Lächelnd verschnürte Ebony den Schlitz ihres Gewandes am Ausschnitt. „Du bist schließlich Sir Josephs Tochter und musst ihn begrüßen, sonst fragt er gleich wieder, was geschehen ist. Geh hinunter und zeige dich interessiert. Ich bringe Sam dann nach.“

Diesmal dauerte die Befreiung nicht so lange wie sonst. Mittlerweile hatte der Kleine gelernt, den Kopf in die beste Richtung zu drehen, um sich aus der engen Öffnung zu winden. Er verzichtete nun auch darauf, sich von seiner Mutter trösten zu lassen, da Großvater Moffat ihm gewiss etwas von seinem nächtlichen Raubzug mitgebracht hatte, in dem Sam in seiner kindlichen Unschuld so etwas wie einen Ausflug zum Jahrmarkt sah. Mit roten Ohren sprang er von der Fensterbank, und seine grauen Augen strahlten abenteuerlustig im rosigen Gesicht unter dem blonden Wuschelkopf. Drei Jahre nach dem Tod seines Vaters, dem er so verblüffend ähnlich sah, fragte Sam nur noch selten nach ihm.

Ebony hatte es aufgegeben, Sir Joseph Vorhaltungen wegen der vielen nutzlosen Geschenke für seinen einzigen Enkelsohn zu machen. Ein Pony, das er nicht reiten konnte, weil ihm niemand das Reiten beibrachte, Münzen, für die er keine Verwendung hatte, Kleidung und Spielsachen, die Kindern wohlhabender Eltern entwendet worden waren. Ihre Einwände hatte Sir Joseph mit einer unwirschen Handbewegung abgetan, und sie brachte es nicht über sich, ihrem Sohn zu gestehen, dass sein Großvater sich den Besitz anderer Leute gewaltsam aneignete.
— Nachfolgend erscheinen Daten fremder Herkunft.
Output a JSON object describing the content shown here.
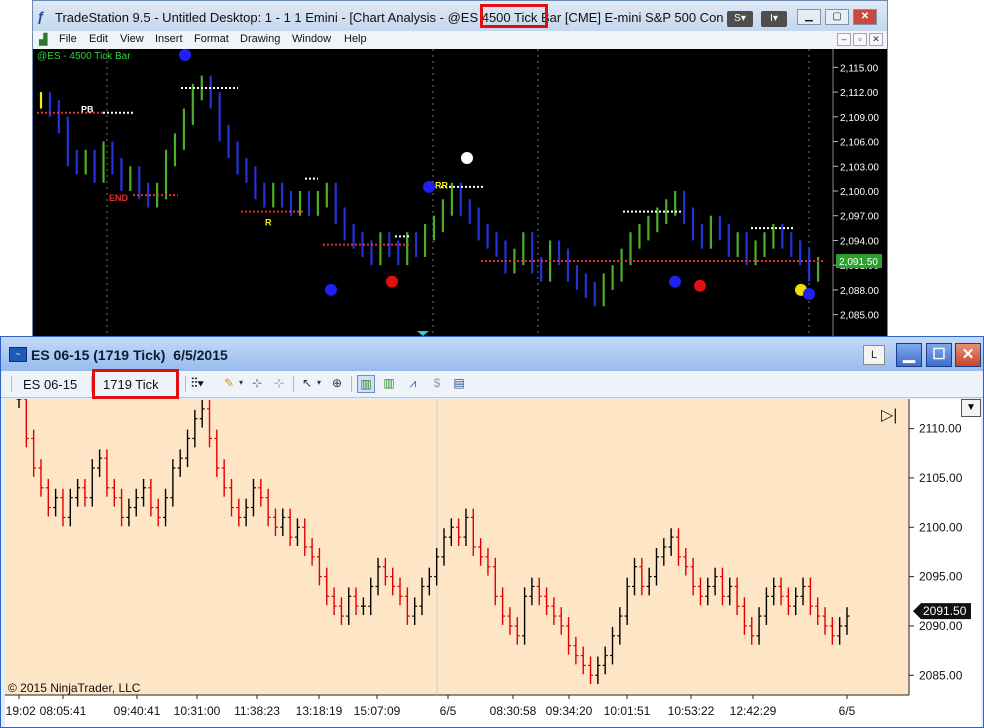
{
  "tradestation": {
    "title": "TradeStation 9.5 - Untitled Desktop: 1 - 1 1 Emini - [Chart Analysis - @ES 4500 Tick Bar [CME] E-mini S&P 500 Con",
    "title_buttons": [
      "S",
      "I"
    ],
    "menu": [
      "File",
      "Edit",
      "View",
      "Insert",
      "Format",
      "Drawing",
      "Window",
      "Help"
    ],
    "symbol_label": "@ES - 4500 Tick Bar",
    "highlight_text": "4500 Tick Bar",
    "markers": [
      "PB",
      "END",
      "R",
      "RR"
    ],
    "price_ticks": [
      "2,115.00",
      "2,112.00",
      "2,109.00",
      "2,106.00",
      "2,103.00",
      "2,100.00",
      "2,097.00",
      "2,094.00",
      "2,091.00",
      "2,088.00",
      "2,085.00"
    ],
    "last_price": "2,091.50",
    "colors": {
      "background": "#000000",
      "up_bar": "#4caf2a",
      "down_bar": "#2234d8",
      "neutral_bar": "#f0f000",
      "axis_text": "#ffffff",
      "last_price_bg": "#2ca02c"
    }
  },
  "ninjatrader": {
    "title_symbol": "ES 06-15",
    "title_interval": "(1719 Tick)",
    "title_date": "6/5/2015",
    "layout_button": "L",
    "toolbar": {
      "instrument": "ES 06-15",
      "interval": "1719 Tick"
    },
    "price_ticks": [
      "2110.00",
      "2105.00",
      "2100.00",
      "2095.00",
      "2090.00",
      "2085.00"
    ],
    "last_price": "2091.50",
    "time_ticks": [
      ":19:02",
      "08:05:41",
      "09:40:41",
      "10:31:00",
      "11:38:23",
      "13:18:19",
      "15:07:09",
      "6/5",
      "08:30:58",
      "09:34:20",
      "10:01:51",
      "10:53:22",
      "12:42:29",
      "6/5"
    ],
    "copyright": "© 2015 NinjaTrader, LLC",
    "colors": {
      "background": "#fde5c6",
      "up_bar": "#000000",
      "down_bar": "#e00000",
      "last_price_bg": "#111111"
    }
  },
  "chart_data": [
    {
      "type": "ohlc",
      "title": "@ES - 4500 Tick Bar",
      "ylim": [
        2083.5,
        2116.5
      ],
      "y_ticks": [
        2115,
        2112,
        2109,
        2106,
        2103,
        2100,
        2097,
        2094,
        2091,
        2088,
        2085
      ],
      "series": [
        {
          "values": [
            2111,
            2110,
            2108,
            2104,
            2103,
            2104,
            2102,
            2105,
            2103,
            2101,
            2102,
            2100,
            2099,
            2100,
            2104,
            2106,
            2109,
            2112,
            2113,
            2111,
            2107,
            2105,
            2103,
            2102,
            2100,
            2099,
            2100,
            2099,
            2098,
            2099,
            2098,
            2099,
            2100,
            2097,
            2095,
            2094,
            2093,
            2092,
            2094,
            2093,
            2092,
            2094,
            2093,
            2095,
            2096,
            2098,
            2100,
            2098,
            2097,
            2095,
            2094,
            2093,
            2091,
            2092,
            2094,
            2091,
            2090,
            2093,
            2092,
            2090,
            2089,
            2088,
            2087,
            2089,
            2090,
            2092,
            2094,
            2095,
            2096,
            2097,
            2098,
            2099,
            2097,
            2095,
            2094,
            2096,
            2095,
            2093,
            2094,
            2092,
            2093,
            2094,
            2095,
            2094,
            2093,
            2092,
            2090,
            2091
          ]
        }
      ]
    },
    {
      "type": "ohlc",
      "title": "ES 06-15 (1719 Tick) 6/5/2015",
      "ylim": [
        2083.0,
        2113.0
      ],
      "y_ticks": [
        2110,
        2105,
        2100,
        2095,
        2090,
        2085
      ],
      "x_ticks": [
        ":19:02",
        "08:05:41",
        "09:40:41",
        "10:31:00",
        "11:38:23",
        "13:18:19",
        "15:07:09",
        "6/5",
        "08:30:58",
        "09:34:20",
        "10:01:51",
        "10:53:22",
        "12:42:29",
        "6/5"
      ],
      "series": [
        {
          "values": [
            2113,
            2109,
            2106,
            2104,
            2102,
            2103,
            2101,
            2103,
            2104,
            2103,
            2106,
            2107,
            2104,
            2103,
            2101,
            2102,
            2103,
            2104,
            2102,
            2101,
            2103,
            2106,
            2107,
            2109,
            2111,
            2112,
            2109,
            2106,
            2104,
            2102,
            2101,
            2102,
            2104,
            2103,
            2101,
            2100,
            2101,
            2099,
            2100,
            2098,
            2097,
            2095,
            2093,
            2092,
            2091,
            2093,
            2092,
            2092,
            2094,
            2096,
            2095,
            2094,
            2093,
            2091,
            2092,
            2094,
            2095,
            2097,
            2099,
            2100,
            2099,
            2101,
            2098,
            2097,
            2096,
            2093,
            2091,
            2090,
            2089,
            2093,
            2094,
            2093,
            2092,
            2091,
            2090,
            2088,
            2087,
            2086,
            2085,
            2086,
            2087,
            2089,
            2091,
            2094,
            2096,
            2094,
            2095,
            2097,
            2098,
            2099,
            2097,
            2096,
            2094,
            2093,
            2094,
            2095,
            2093,
            2094,
            2092,
            2090,
            2089,
            2091,
            2093,
            2094,
            2093,
            2092,
            2093,
            2094,
            2092,
            2091,
            2090,
            2089,
            2090,
            2091
          ]
        }
      ]
    }
  ]
}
Dessen nächtliche Raubzüge führten ihn entlang der schottisch-englischen Grenze, wobei er Häuser niederbrannte, Männer tötete, das Vieh der Bauern entwendete und auf seine schottischen Weiden trieb. Sie konnte nicht erwarten, dass ein sechsjähriges Kind dieses Tun verwerflich fand, und solange sie gezwungen waren, im Haus von Sir Joseph unter seinem Schutz zu leben, war sie darauf bedacht, ihrem Sohn Respekt vor den Erwachsenen zu lehren.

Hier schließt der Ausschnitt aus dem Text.